Annual house price growth has slowed to its lowest level since 2013.
Figures from the Office for National Statistics show that average house prices in the UK increased by 2.5% in the year to December - down from 2.7% in November.
Over the past two years, there has been a slowdown in UK house price growth, driven mainly by a slowdown in the South and East of England.
The average UK house price was £231,000 in December, £6,000 higher than a year earlier. On a monthly basis, prices rose by 0.2%.
Prices in Northern Ireland went up by 5.5% over the year, compared to 5.2% in Wales and 2.4% in Scotland.
House prices in England grew at the slowest rate compared to other countries in the UK, increasing by 2.3%.
The West Midlands enjoyed the strongest annual house price growth, with prices rising by 5.2% over the year to £200,388.
This was followed by the East Midlands and Yorkshire and The Humber, both going up by 4.2%.
The lowest annual growth was in the North East, where prices fell by 1.0% over the year.
While London house prices have fallen by 0.6% over the year, the area remains the most expensive place to purchase a property at an average of £474,000, followed by the South East and the East of England, at £325,000 and £290,000, respectively.
Property experts point towards Brexit uncertainty as the main reason for the slowdown in the market.

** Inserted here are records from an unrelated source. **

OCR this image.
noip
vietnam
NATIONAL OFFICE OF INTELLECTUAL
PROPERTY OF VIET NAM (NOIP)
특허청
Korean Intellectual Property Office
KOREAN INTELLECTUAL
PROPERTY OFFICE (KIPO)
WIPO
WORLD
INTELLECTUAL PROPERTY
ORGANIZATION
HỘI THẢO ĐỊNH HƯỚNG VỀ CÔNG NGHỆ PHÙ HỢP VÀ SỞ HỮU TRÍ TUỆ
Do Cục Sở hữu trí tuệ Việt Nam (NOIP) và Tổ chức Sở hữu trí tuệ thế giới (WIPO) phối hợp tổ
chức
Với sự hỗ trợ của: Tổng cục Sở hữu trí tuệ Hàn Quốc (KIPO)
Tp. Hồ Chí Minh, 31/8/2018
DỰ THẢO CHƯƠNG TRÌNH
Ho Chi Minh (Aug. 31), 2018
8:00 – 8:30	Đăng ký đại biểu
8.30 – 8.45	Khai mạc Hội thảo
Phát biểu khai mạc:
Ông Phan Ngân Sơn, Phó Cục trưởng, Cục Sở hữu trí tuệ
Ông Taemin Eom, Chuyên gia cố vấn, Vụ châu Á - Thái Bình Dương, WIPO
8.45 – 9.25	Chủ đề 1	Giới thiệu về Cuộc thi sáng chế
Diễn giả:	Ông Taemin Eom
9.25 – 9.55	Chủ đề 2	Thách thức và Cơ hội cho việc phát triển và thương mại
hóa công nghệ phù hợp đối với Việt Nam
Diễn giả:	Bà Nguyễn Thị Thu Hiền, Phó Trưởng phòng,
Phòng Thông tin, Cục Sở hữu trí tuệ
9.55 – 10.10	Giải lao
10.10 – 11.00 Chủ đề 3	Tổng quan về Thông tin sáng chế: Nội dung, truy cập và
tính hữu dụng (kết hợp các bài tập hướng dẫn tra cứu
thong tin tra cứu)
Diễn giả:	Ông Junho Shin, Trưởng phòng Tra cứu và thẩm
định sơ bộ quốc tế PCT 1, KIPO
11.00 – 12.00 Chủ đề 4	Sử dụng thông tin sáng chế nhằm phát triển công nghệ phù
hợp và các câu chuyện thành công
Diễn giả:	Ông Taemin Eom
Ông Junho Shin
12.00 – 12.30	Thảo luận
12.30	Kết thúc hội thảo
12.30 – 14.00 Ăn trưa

Jonathan Hopper, managing director of Garrington Property Finders, says: “The confidence-sapping uncertainty of Brexit and Britain’s political turmoil have stripped the market of momentum. Buyers may have fewer properties to choose from, but the lack of competition is enabling them to drive hard bargains and secure substantial discounts.
“Barring a surprise Brexit resolution between now and 29 March, the slow, buyers' market is set to continue.”
Jeremy Leaf, north London estate agent and a former Royal Institute of Chartered Surveyors residential chairman, says that if a deal is struck with the EU we could see a turnaround in house price growth.
He says: “If the chances of a deal with our European partners improve, we expect to see more balance between supply and demand and a firming up of prices without necessarily seeing a significant boost in them.”
Lucy Pendleton, founder director of independent estate agents James Pendleton, says: “Estate agents and economists desperately tried to read the tea leaves last year, blaming every backward step on Brexit and every bounce on lack of supply.
“In truth, the veil that has been drawn by politics across the housing market’s true condition will only be lifted once we know what the UK’s future relationship with the EU looks like.”